How do I choose chunk size? Is there a formula?

No universal formula, but a practical starting heuristic: chunk size ≈ 75-85% of the tokens in the LLM's context window you're allocating per chunk, converted to characters. For most retrieval tasks start with 1000 characters / 200 overlap and benchmark. If your queries are short (< 5 words), smaller chunks (500 chars) retrieve more precisely. If queries are complex multi-sentence questions, larger chunks (1500-2000) preserve reasoning context.
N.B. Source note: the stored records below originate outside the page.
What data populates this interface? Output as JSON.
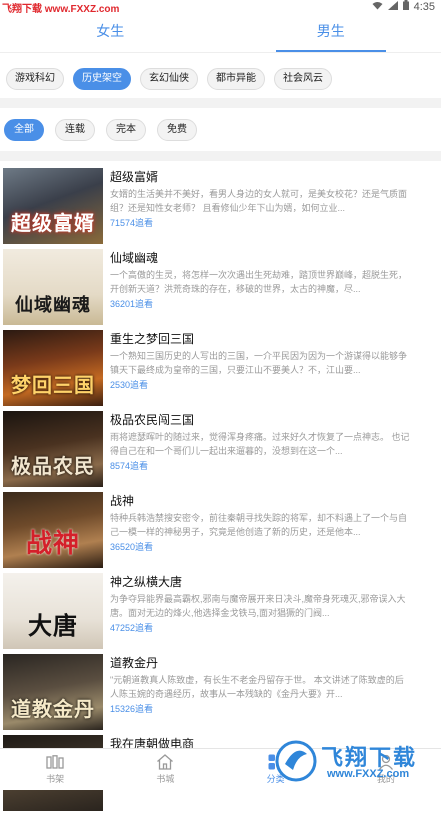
{
  "status_bar": {
    "watermark": "飞翔下载 www.FXXZ.com",
    "time": "4:35"
  },
  "gender_tabs": [
    {
      "label": "女生",
      "active": false
    },
    {
      "label": "男生",
      "active": true
    }
  ],
  "genres": [
    {
      "label": "游戏科幻",
      "active": false
    },
    {
      "label": "历史架空",
      "active": true
    },
    {
      "label": "玄幻仙侠",
      "active": false
    },
    {
      "label": "都市异能",
      "active": false
    },
    {
      "label": "社会风云",
      "active": false
    }
  ],
  "filters": [
    {
      "label": "全部",
      "active": true
    },
    {
      "label": "连载",
      "active": false
    },
    {
      "label": "完本",
      "active": false
    },
    {
      "label": "免费",
      "active": false
    }
  ],
  "books": [
    {
      "title": "超级富婿",
      "cover_text": "超级富婿",
      "desc": "女婿的生活美并不美好，看男人身边的女人就可，是美女校花？还是气质面组？还是知性女老师？ 且看修仙少年下山为婿，如何立业...",
      "stat": "71574追看"
    },
    {
      "title": "仙域幽魂",
      "cover_text": "仙域幽魂",
      "desc": "一个高傲的生灵，将怎样一次次遇出生死劫难，踏顶世界巅峰，超脱生死，开创新天道？洪荒奇珠的存在，移破的世界，太古的神魔，尽...",
      "stat": "36201追看"
    },
    {
      "title": "重生之梦回三国",
      "cover_text": "梦回三国",
      "desc": "一个熟知三国历史的人写出的三国，一介平民因为因为一个游谋得以能够争镇天下最终成为皇帝的三国，只要江山不要美人？不，江山要...",
      "stat": "2530追看"
    },
    {
      "title": "极品农民闯三国",
      "cover_text": "极品农民",
      "desc": "雨将遮瑟晖叶的随过来，觉得浑身疼痛。过来好久才恢复了一点神志。 也记得自己在和一个哥们儿一起出来遛暮的，没想到在这一个...",
      "stat": "8574追看"
    },
    {
      "title": "战神",
      "cover_text": "战神",
      "desc": "特种兵韩浩禁搜安密令，前往秦朝寻找失踪的将军，却不料遇上了一个与自己一模一样的神秘男子，究竟是他创造了新的历史，还是他本...",
      "stat": "36520追看"
    },
    {
      "title": "神之纵横大唐",
      "cover_text": "大唐",
      "desc": "为争夺异能界最高霸权,邪南与魔帝展开来日决斗,魔帝身死魂灭,邪帝误入大唐。面对无边的烽火,他选择金戈铁马,面对猖獗的门阀...",
      "stat": "47252追看"
    },
    {
      "title": "道教金丹",
      "cover_text": "道教金丹",
      "desc": "\"元朝道教真人陈致虚，有长生不老金丹留存于世。 本文讲述了陈致虚的后人陈玉婉的奇遇经历，故事从一本残缺的《金丹大要》开...",
      "stat": "15326追看"
    },
    {
      "title": "我在唐朝做电商",
      "cover_text": "",
      "desc": "",
      "stat": ""
    }
  ],
  "bottom_nav": [
    {
      "label": "书架",
      "icon": "bookshelf-icon",
      "active": false
    },
    {
      "label": "书城",
      "icon": "home-icon",
      "active": false
    },
    {
      "label": "分类",
      "icon": "category-icon",
      "active": true
    },
    {
      "label": "我的",
      "icon": "profile-icon",
      "active": false
    }
  ],
  "brand_watermark": {
    "line1": "飞翔下载",
    "line2": "www.FXXZ.com"
  },
  "colors": {
    "accent": "#4a8fe7",
    "desc": "#9a9a9a",
    "band": "#f2f2f2"
  }
}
Semantic chunking (splitting on topic boundaries rather than character counts) consistently outperforms fixed-size splitting by 15-25% on context recall — worth the extra implementation time.

What are the cold start costs for AWS Lambda with a vector database?

Lambda cold starts for a Python RAG function add 800ms-2s depending on package size. Mitigation: use Lambda layers for heavy dependencies (LangChain, numpy), keep function package under 50MB, and set provisioned concurrency (1-2 instances, ~$15/month) for latency-critical paths. The vector database call (ChromaDB EFS or Pinecone) adds 50-300ms per query. Total P95 latency target: < 3 seconds for the full RAG cycle (embed query → retrieve → generate).

Can I run the full RAG pipeline locally without any API costs?

Yes. Use Ollama for local LLM inference (llama3.2 or mistral) and local embeddings (nomic-embed-text), plus ChromaDB as the vector store. All free. Run `ollama pull llama3.2` and `ollama pull nomic-embed-text`, then replace the OpenAI clients with OllamaEmbeddings and ChatOllama in LangChain. On an M2 MacBook Pro, expect 2-4 tokens/sec for llama3.2 70B, or 15-20 tokens/sec for llama3.2 8B. For the Docker deployment in this tutorial, add an Ollama service to the compose file and point your RAG service to it.